Mr Keach, the prickly vicar of JL Carr’s A Month in the Country confronts Tom Birkin, the narrator of the story. It is the summer of 1920 and Birkin’s mind is filled with the hideous images of the Western Front, images that have driven out any last vestiges of traditional religion. But perhaps it was not just the Great War that destroyed the church in England, perhaps the English with a tradition of rationalism and free thought, had little time for traditional religion. Keach certainly thinks so:
The English are not a deeply religious people. Even many of those who attend divine service do so from habit. Their acceptance of the sacrament is perfunctory: I have yet to meet the man whose hair rose at the nape of his neck because he was about to taste the blood of his dying Lord. Even when they visit their church in large numbers, at Harvest Thanksgiving or the Christmas Midnight Mass, it is no more than a pagan salute to the passing seasons. They do not need me. I come in useful at baptisms, weddings, funerals. Chiefly funerals – they employ me as a removal contractor to see them safely flitted into their last house.’ He laughed bitterly.
‘But I am embarrassing you, Mr Birkin,’ he said. ‘You too have no need for me. You have come back from a place where you have seen things beyond belief, things which you cannot talk of yet can’t forget, but things which are at the heart of religion. Even so, when I have approached you during your stay here, you have agreed that it is very pleasant weather for this time of year, you have nodded your head and said that your work is progressing well and that you are quite comfortable in the loft. And you have hoped that I shall go away.’

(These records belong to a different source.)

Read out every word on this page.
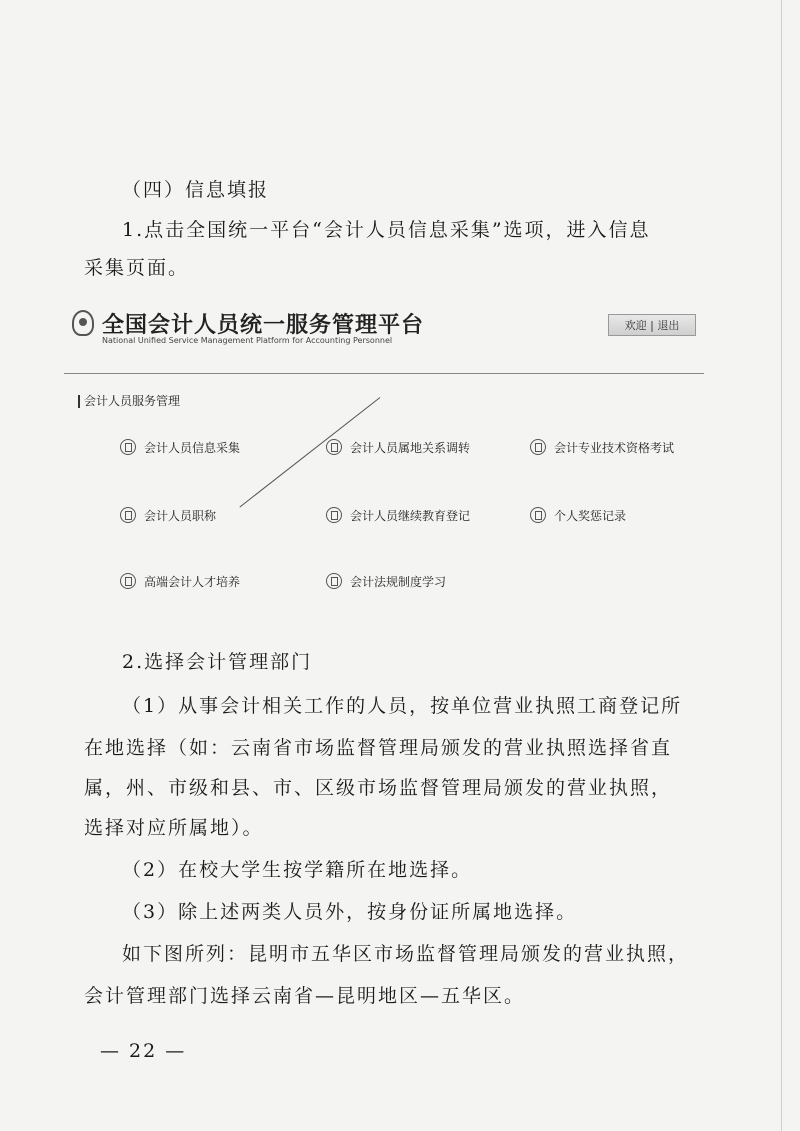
（四）信息填报

1.点击全国统一平台“会计人员信息采集”选项，进入信息

采集页面。

全国会计人员统一服务管理平台
National Unified Service Management Platform for Accounting Personnel
欢迎 | 退出
会计人员服务管理
会计人员信息采集	会计人员属地关系调转	会计专业技术资格考试
会计人员职称	会计人员继续教育登记	个人奖惩记录
高端会计人才培养	会计法规制度学习

2.选择会计管理部门

（1）从事会计相关工作的人员，按单位营业执照工商登记所

在地选择（如：云南省市场监督管理局颁发的营业执照选择省直

属，州、市级和县、市、区级市场监督管理局颁发的营业执照，

选择对应所属地）。

（2）在校大学生按学籍所在地选择。

（3）除上述两类人员外，按身份证所属地选择。

如下图所列：昆明市五华区市场监督管理局颁发的营业执照，

会计管理部门选择云南省—昆明地区—五华区。

— 22 —
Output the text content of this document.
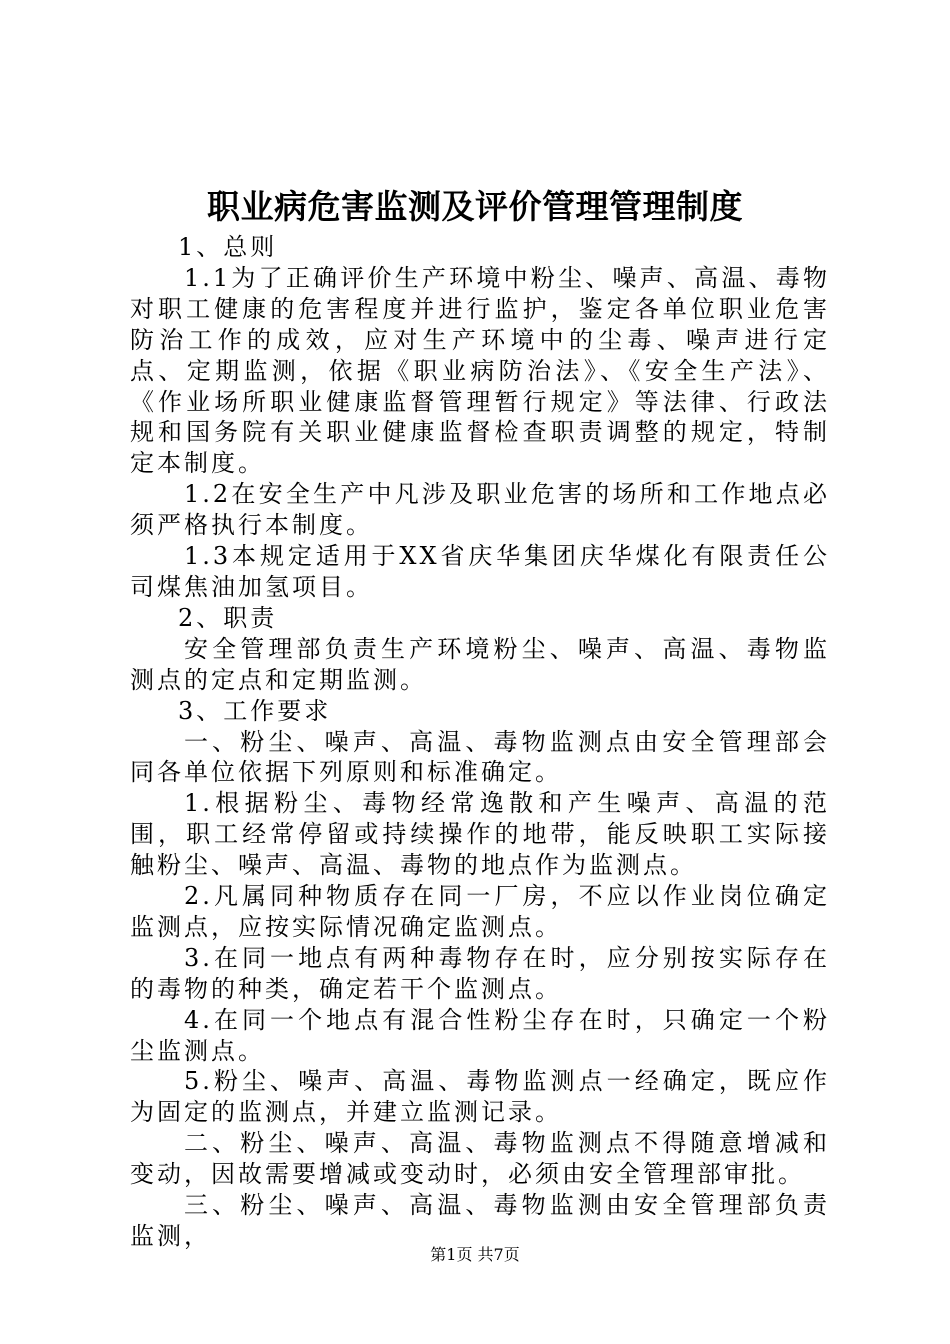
职业病危害监测及评价管理管理制度

1、总则

1.1为了正确评价生产环境中粉尘、噪声、高温、毒物对职工健康的危害程度并进行监护，鉴定各单位职业危害防治工作的成效，应对生产环境中的尘毒、噪声进行定点、定期监测，依据《职业病防治法》、《安全生产法》、《作业场所职业健康监督管理暂行规定》等法律、行政法规和国务院有关职业健康监督检查职责调整的规定，特制定本制度。

1.2在安全生产中凡涉及职业危害的场所和工作地点必须严格执行本制度。

1.3本规定适用于XX省庆华集团庆华煤化有限责任公司煤焦油加氢项目。

2、职责

安全管理部负责生产环境粉尘、噪声、高温、毒物监测点的定点和定期监测。

3、工作要求

一、粉尘、噪声、高温、毒物监测点由安全管理部会同各单位依据下列原则和标准确定。

1.根据粉尘、毒物经常逸散和产生噪声、高温的范围，职工经常停留或持续操作的地带，能反映职工实际接触粉尘、噪声、高温、毒物的地点作为监测点。

2.凡属同种物质存在同一厂房，不应以作业岗位确定监测点，应按实际情况确定监测点。

3.在同一地点有两种毒物存在时，应分别按实际存在的毒物的种类，确定若干个监测点。

4.在同一个地点有混合性粉尘存在时，只确定一个粉尘监测点。

5.粉尘、噪声、高温、毒物监测点一经确定，既应作为固定的监测点，并建立监测记录。

二、粉尘、噪声、高温、毒物监测点不得随意增减和变动，因故需要增减或变动时，必须由安全管理部审批。

三、粉尘、噪声、高温、毒物监测由安全管理部负责监测，

第1页 共7页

Tom Birkin had the good fortune to live in a country where he could discuss the weather and wait for the moment when the priest would move on. The English propensity not to be religious had created a society where people assumed freedom to make their own decisions; where clerical power was diminished by a general air of indifference to ecclesiastical authority.
An unreligious society is one where faith needs to become something considered and serious if it is to endure, it is one where faith comes not as part of the culture, but as a thoughtful personal response. An unreligious society is one where church becomes something chosen, not something imposed.
Growing up in an unreligious society it is sometimes confusing to live in Ireland where religion is assumed to be normative, as something to be accepted by everyone.